Carlin reached the house a little before the dinner hour. He found his eldest son carefully penned up on the porch, exercising his fat legs by rushes from side to side of his enclosure. In a chair beside the pen sat Mary, with the new baby at her breast. In spite of his hurry and preoccupation, Carlin smiled with pleasure at the group, stopped to hold out a finger to the tottering golden-haired boy, bent to kiss Mary, looking tenderly at her and the small blonde head against her bosom. The baby was but three weeks old. Mary had still about her the soft freshness and radiance of new motherhood. She was pale, her tall figure had not yet regained its firm lines, but her beauty was at its best. She had borne her children easily and happily. The fuller oval of her face, her soft heavy-lidded eyes and the new tenderness of her mouth, expressed the quiet joy of fulfilment, satisfaction.

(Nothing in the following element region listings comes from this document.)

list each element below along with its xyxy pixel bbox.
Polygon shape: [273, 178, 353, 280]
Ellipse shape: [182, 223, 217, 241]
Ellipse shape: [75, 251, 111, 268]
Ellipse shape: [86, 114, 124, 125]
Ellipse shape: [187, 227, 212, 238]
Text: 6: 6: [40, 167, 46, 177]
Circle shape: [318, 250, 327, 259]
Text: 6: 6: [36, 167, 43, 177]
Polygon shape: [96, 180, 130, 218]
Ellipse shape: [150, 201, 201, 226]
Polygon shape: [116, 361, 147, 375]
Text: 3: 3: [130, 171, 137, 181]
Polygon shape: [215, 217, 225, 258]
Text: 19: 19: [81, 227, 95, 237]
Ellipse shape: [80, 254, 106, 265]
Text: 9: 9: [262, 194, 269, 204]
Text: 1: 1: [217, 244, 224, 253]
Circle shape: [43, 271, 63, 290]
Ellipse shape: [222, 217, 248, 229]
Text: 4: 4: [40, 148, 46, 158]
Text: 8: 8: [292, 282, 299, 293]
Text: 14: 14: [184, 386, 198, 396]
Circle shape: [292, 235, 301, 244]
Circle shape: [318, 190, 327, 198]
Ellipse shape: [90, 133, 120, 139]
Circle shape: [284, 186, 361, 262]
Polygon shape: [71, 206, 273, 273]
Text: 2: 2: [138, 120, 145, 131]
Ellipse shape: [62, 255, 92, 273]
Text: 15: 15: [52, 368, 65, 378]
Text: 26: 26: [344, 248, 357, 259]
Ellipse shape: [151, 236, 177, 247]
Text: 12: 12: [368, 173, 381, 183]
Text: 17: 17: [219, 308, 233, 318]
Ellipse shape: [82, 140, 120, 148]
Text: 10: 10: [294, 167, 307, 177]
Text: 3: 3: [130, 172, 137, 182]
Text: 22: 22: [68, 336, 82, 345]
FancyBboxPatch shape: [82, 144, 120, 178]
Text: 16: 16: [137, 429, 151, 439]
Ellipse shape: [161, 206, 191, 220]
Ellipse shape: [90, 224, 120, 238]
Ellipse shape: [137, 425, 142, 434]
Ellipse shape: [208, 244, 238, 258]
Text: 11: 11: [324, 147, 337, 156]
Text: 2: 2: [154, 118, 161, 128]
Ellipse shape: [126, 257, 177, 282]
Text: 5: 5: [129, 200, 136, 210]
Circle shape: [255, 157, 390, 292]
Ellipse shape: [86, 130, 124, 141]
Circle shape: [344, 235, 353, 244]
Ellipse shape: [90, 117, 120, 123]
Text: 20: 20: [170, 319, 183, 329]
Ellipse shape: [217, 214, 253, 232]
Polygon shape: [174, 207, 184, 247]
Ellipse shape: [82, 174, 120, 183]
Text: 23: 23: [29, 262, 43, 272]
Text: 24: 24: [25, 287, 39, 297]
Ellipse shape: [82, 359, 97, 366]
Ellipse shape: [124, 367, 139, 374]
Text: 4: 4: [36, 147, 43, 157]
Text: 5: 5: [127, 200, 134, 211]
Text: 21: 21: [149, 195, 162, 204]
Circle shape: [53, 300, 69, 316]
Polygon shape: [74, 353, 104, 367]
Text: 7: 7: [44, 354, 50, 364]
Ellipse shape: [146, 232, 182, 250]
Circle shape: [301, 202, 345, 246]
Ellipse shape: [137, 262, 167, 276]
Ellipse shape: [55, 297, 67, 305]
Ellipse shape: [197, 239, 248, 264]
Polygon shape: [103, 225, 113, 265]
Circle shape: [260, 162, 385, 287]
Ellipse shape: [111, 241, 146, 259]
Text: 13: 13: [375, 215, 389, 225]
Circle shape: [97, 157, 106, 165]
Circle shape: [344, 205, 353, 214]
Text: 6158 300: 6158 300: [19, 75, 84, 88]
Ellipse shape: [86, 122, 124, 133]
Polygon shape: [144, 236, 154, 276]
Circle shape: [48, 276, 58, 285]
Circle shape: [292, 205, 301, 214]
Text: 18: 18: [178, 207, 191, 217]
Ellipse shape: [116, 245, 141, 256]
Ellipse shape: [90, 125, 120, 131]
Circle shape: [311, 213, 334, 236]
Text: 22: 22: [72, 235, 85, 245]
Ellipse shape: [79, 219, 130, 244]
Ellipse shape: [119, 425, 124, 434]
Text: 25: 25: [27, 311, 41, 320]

"I must hurry back—can I have a bite to eat now?" Carlin asked softly, touching the baby's tiny hand outspread on Mary's breast.

"Dinner's nearly ready—I'll see. He's asleep."

"He's always asleep, when he isn't eating, and sometimes then," commented Carlin, smiling.

"So he ought to be," said Mary calmly.

She rose with caution, and carried the baby indoors, the frills of her muslin robe billowing about her. Both parents smiled as a wail from the deserted first-born followed them. They had a robust attitude toward the young James, and he was used to solitary communing with himself in his pen, but didn't like it. Mary carried the baby into the Judge's bedroom and laid him on the bachelor's bed. The Judge liked to have his room used in this way; it delighted him to find articles of infant's attire, or toys belonging to young James, in his quarters. He often said that he was getting all the feeling of being a family man without any of the bother.

Mary went into the kitchen to hurry the stolid Swedish cook, and Carlin ran lightly upstairs. When Mary came up to arrange her hair and dress, a moment later, she found him loading his army revolver, which he persisted in keeping in his top bureau drawer among his neckties.

"What's that for?" she asked quickly.